There are several reasons for investing in gold, including its historical usage as an inflation hedge and an instrument of safe haven in turbulent times.

Some investment gurus, such as Peter Schiff, also think that gold is the purest form of money. In many sense this is true, stemming from the fact that money in Western world was tied to the price of gold prior to 1971, when the gold standard was abolished.

When a country's money is not tied to anything, the money is called a fiat currency, and there are several problems associated with such monetary base, including the fact that fiat money allows the governments to print money and create inflation without restrictions.

In terms of investment vehicle, much of gold's value comes from the fact that it has retained value throughout times, making it an inflation hedge in times when fiat money is losing value rapidly.

Beyond its role as a purely speculative instrument to retain value, gold also has demand coming from its uses in jewelry and its rare uses in electronical components. Of these, the wedding season in India has been stated as one of the most important indicators of real life demand for gold.

Major producers of gold in the world include South Africa and Russia, whose mines production is considered an important indicator of supply of gold in the market.

If you're interested in investing into gold, you have several ways to do so. The way many recommend is to invest directly into gold, meaning physical gold.

Another way is to invest into the gold mining companies, but this method has its own problems, mainly stemming from the fact that if the company has problems that are not related to gold, you are also buying into these aspects of the company, not just gold itself.

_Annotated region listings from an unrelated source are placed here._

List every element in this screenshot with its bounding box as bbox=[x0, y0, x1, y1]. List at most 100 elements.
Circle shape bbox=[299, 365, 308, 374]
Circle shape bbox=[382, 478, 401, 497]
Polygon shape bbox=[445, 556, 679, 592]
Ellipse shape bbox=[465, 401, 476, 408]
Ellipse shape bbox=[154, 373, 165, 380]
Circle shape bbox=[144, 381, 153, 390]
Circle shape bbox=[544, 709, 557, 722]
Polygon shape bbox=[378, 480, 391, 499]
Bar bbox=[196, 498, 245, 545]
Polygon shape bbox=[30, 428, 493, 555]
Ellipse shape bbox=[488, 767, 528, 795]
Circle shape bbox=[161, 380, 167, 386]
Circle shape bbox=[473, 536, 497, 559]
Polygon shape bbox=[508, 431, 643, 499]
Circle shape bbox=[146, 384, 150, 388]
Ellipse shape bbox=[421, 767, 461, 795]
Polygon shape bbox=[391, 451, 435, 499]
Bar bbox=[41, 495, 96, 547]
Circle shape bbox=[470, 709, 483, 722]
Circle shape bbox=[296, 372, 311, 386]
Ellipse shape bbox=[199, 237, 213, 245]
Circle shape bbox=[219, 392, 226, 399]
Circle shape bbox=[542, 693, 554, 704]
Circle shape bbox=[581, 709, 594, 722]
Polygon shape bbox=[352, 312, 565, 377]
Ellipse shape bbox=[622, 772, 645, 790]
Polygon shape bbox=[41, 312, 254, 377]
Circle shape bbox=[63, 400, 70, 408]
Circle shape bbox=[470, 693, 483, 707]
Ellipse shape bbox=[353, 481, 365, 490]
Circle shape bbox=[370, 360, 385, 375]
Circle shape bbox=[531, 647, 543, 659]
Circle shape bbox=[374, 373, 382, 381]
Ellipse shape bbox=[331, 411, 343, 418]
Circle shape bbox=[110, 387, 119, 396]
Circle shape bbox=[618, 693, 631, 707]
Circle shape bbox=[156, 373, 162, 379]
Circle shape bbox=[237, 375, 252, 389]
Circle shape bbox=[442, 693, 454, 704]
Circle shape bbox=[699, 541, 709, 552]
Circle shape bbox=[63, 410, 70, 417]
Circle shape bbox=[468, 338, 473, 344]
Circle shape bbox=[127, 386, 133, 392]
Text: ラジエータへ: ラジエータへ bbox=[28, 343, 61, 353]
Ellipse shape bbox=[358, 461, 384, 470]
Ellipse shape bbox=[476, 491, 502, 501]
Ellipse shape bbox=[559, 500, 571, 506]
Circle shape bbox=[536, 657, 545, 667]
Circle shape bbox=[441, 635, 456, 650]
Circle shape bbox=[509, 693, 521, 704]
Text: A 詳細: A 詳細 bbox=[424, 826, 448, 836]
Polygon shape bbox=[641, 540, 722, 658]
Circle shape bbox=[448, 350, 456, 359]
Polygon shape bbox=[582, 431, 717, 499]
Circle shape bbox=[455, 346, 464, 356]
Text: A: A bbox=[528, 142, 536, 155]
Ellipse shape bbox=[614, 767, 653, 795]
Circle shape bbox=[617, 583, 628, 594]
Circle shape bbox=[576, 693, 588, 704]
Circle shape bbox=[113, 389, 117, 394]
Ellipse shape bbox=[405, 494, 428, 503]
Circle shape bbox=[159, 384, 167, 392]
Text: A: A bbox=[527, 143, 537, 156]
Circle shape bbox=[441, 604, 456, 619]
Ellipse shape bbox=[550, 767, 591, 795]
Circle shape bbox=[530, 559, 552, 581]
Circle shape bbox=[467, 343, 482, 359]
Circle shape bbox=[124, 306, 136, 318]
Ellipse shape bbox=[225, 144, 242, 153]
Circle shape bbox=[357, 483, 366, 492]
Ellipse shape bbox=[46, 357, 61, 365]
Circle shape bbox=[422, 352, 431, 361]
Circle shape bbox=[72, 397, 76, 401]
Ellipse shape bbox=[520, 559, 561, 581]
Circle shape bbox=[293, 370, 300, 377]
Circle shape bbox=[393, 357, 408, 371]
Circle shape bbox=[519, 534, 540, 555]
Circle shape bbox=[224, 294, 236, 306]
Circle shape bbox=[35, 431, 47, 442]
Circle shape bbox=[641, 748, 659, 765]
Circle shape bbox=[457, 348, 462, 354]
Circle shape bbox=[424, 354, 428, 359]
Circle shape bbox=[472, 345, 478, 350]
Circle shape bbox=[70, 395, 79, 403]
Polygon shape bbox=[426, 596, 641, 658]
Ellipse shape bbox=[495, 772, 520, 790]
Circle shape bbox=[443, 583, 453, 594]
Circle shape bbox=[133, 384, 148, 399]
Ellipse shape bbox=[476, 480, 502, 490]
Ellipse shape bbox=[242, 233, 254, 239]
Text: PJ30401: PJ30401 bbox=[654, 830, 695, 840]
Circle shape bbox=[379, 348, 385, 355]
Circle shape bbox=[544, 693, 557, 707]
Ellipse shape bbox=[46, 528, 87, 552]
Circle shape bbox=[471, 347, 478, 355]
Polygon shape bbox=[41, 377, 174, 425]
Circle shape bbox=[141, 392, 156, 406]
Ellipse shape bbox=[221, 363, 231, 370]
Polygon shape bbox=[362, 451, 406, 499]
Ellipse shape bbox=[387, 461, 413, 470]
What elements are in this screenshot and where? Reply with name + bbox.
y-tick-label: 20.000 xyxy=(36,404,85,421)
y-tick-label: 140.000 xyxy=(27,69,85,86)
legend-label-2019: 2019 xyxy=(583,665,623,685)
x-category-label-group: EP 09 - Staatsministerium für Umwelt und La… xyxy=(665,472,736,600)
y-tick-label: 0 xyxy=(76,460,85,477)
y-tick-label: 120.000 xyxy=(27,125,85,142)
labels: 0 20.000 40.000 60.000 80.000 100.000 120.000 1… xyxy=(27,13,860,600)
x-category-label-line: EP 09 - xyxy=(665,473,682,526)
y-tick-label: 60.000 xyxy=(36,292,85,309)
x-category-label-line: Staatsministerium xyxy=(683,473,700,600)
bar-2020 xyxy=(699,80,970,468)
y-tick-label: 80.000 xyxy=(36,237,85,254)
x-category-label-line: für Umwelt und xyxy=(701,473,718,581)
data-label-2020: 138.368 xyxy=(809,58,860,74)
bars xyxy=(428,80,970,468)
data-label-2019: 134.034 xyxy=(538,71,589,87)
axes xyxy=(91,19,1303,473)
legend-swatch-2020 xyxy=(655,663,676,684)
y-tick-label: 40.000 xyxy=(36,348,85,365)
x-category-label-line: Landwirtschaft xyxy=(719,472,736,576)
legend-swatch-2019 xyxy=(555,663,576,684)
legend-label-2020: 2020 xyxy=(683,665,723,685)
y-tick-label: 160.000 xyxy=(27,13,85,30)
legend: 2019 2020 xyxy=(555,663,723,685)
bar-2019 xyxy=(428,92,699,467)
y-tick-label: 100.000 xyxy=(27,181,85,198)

There are also funds that have diversified positions in gold mining companies and Electronically Traded Funds that follow the money of gold, making it easy to invest into your view of where gold price is going.

Because the real life demand for gold is often not the most important factor in owning gold, this leaves the door open at times for erratic price action. For example, central banks that own huge amounts of gold may decide to sell their ownings at a short timeframe, putting downward pressure on the price of gold even though the market realities would suggest otherwise.

There is also a case for decreased production of gold, as production in some of the world's largest gold mines, especially in South Africa, is either flat or declining. Any new gold mine opened or closed affects the price of gold through supply and demand equilibrium.